Of course, the three-term Senator long ago broke her two-term pledge.

Hutchison is just one of the GOP class of 1994 who is in breach of their Contract with America. In the summer of 2005, Hutchison announced she would run for a third Senate term rather than challenge Republican incumbent Rick Perry in the race for Governor. But on election night in 1994, Hutchison made a commitment to term limits:

"I've always said that I would serve no more than two full terms. This may be my last term, or I could run for one more. But no more after that.
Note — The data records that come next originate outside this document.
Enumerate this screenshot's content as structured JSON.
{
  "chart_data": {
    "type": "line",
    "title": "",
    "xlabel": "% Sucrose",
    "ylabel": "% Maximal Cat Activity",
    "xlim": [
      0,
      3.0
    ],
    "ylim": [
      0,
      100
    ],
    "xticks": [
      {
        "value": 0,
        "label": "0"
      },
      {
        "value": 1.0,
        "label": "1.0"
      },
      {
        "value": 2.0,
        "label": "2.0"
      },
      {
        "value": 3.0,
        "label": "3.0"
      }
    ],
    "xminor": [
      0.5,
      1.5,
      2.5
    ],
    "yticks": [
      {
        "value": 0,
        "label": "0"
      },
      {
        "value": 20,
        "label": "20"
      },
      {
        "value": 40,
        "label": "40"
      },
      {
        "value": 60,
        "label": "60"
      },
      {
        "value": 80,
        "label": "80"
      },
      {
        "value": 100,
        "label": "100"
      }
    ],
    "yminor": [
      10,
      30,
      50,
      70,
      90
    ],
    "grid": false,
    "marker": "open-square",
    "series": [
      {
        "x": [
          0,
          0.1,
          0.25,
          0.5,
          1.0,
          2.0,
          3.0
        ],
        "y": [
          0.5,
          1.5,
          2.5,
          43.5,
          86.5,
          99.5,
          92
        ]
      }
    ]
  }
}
I firmly believe in term limitations and I plan to adhere to that."

As it turns out, not so much.

According to USA Today, Senator Hutchison in 2006 said "she still supports term limits but would not bind herself unless senators from other states also left after two terms."

To cap a career of term limit hypocrisy, Hutchison last year joined Jim Demint (R-SC), Tom Coburn (R-OK) and Sam Brownback (R-KS) in sponsoring a constitutional amendment which would restrict United States Senators to two, six-year terms. Defending the fraud perpetrated by Hutchison and the likes of Zach Wamp (R-TN), Jeff Flake (R-AZ) and so many other Republican stalwarts, Demint also lauded their betrayal as principled:

"I want to be clear: demanding that reformers adopt self-imposed term limits is a recipe for self-defeat on this issue. We lost the battle for term limits after the 1994 Republican Contract with America because we forced our best advocates for reform to go home, while the big-spending career politicians waited them out. We must have term limits for all or term limits will never succeed. Only when we apply the same rules to all will we be able to enact vital bipartisan reforms."

Sadly for Demint, his "best advocates" didn't go home. Just ask Kay Bailey Hutchison.